Ankara Bilkent City Hospital
Ankara, Turkey (Türkiye)
Change in pain severity and pain interference assessed using the Brief Pain Inventory-Short Form (BPI-SF)
Brief Pain Inventory-Short Form (BPI-SF) is designed to assess pain in sensory (pain intensity and severity) and reactive dimensions (impact on daily functioning). The BPI-SF consists of two sections. The first section evaluates the intensity of worst, least, average, and current pain using a numerical rating scale (NRS; 0-10). A response of 0 indicates no pain at all quot; and a response of 10 indicates pain as bad as you can imagine. The second section consists of seven questions that assess the impact of pain on general activity, mood, work, walking ability, sleep, relationships with others, and enjoyment of life. Responses are rated on a scale of 0 to 10. A response of 0 in the second section indicates 'does not interfere' and a response of 10 indicates 'completely interferes'. The second section total score is calculated by summing the scores of the seven questions, resulting in a score out of 70. The total score ranges from 0 to 70.
Time frame: Patients were evaluated with BPI-SF before the treatment, at the end of the treatment (within the first 24 hours after the 10th session) and 4 weeks after the end of the treatment.
Change in depression severity assessed using the Beck Depression Inventory (BDI)
The Beck Depression Inventory (BDI) is one of the most commonly used self-assessment scales to determine the level of depression.

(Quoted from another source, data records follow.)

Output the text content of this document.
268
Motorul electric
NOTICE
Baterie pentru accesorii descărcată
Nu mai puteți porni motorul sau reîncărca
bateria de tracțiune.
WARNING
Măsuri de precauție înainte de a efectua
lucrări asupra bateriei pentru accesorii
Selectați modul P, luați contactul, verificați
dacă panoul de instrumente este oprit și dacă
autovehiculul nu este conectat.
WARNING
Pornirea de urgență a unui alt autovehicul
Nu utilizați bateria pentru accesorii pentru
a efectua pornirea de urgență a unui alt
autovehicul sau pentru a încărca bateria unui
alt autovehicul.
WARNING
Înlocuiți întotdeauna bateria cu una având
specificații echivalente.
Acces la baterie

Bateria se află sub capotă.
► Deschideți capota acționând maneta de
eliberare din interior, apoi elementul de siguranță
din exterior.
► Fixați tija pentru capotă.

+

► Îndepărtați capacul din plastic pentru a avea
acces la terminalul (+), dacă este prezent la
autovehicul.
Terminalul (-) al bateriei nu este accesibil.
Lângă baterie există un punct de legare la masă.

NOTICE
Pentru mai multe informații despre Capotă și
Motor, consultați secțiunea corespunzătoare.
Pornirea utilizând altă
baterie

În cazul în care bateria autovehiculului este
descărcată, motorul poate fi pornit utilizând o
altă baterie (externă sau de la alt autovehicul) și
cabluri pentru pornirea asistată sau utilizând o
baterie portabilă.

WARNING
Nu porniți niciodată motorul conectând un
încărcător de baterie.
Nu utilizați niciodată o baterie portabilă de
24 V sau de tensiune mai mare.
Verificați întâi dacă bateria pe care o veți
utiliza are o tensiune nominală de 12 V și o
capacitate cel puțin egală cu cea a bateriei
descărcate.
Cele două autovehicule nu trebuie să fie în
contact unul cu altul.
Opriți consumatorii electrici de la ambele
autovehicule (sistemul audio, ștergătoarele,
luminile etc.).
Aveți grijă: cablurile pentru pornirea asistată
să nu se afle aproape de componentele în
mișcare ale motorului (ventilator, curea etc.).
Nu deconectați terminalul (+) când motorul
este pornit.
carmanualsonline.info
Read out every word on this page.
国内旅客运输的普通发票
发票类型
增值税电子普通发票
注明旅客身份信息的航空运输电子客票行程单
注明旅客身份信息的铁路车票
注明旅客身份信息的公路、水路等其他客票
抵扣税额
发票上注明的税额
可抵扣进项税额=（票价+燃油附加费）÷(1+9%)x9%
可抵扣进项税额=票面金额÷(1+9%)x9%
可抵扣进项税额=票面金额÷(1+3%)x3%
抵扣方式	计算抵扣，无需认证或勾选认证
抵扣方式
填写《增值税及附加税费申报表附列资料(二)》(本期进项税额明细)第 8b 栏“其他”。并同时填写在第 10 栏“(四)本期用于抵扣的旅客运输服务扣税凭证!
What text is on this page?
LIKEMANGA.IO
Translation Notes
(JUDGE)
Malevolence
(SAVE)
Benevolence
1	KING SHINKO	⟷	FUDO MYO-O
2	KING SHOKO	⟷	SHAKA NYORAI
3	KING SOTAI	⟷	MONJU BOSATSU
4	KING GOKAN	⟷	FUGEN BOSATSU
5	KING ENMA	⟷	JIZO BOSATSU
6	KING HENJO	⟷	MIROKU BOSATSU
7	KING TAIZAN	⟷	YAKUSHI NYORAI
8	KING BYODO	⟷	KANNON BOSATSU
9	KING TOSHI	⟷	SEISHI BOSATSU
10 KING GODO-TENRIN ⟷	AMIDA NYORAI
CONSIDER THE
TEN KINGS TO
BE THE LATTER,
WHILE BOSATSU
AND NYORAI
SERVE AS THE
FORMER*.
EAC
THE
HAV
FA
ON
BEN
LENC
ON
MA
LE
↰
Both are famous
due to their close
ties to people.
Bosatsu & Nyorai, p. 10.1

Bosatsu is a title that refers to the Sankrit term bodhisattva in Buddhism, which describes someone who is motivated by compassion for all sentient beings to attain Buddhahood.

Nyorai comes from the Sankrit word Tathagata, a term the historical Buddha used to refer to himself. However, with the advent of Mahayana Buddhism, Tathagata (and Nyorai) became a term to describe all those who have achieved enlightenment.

It consists of 21 items, each containing 4 options that indicate the level of the individual\'s mood. The patient selects the most appropriate expression for themselves. Each option is scored from 0 to 3, with 0 indicating the mildest and 3 indicating the most severe symptom. The scores from the 21 questions are added up to calculate the total score. The total score ranges from 0 to 63. It is classified as minimal (0-13), mild (14-19), moderate (20-28), and severe (29-63) depression. The Turkish validity and reliability of the scale were conducted. In this study, the BDI was used to assess the level of depression in patients with SCI.
Time frame: Patients were evaluated with BDI before the treatment, at the end of the treatment and 4 weeks after the end of the treatment.
Patient-reported treatment satisfaction assessed using a 5-point Likert scale (1 = not satisfied at all, 5 = very satisfied)
Patient satisfaction with treatment was evaluated using a 5-point Likert scale. 1 represented 'not satisfied at all' and 5 represented very satisfied.
Time frame: It was administered immediately after the end of treatment and 4 weeks after the end of treatment.
Treatment-related discomfort assessed using a 10-cm Visual Analog Scale (VAS; 0 = no discomfort, 10 = worst imaginable discomfort)
4.The level of discomfort caused by the treatment was evaluated using the Visual Analog Scale (VAS). In this scale, the two ends of a 10 cm line are labeled with the extreme descriptions of the parameter to be evaluated. Although this scale is commonly used for pain assessment, it was used in our study to assess the level of discomfort. The scale ranges from 0 (no discomfort) to 10 (the most severe discomfort the patient has ever experienced in their life), and the patient is asked to mark the region that corresponds to their current condition. The distance of the marked point from the 0 point determines the patient level of discomfort.
Time frame: It was administered immediately after the end of treatment.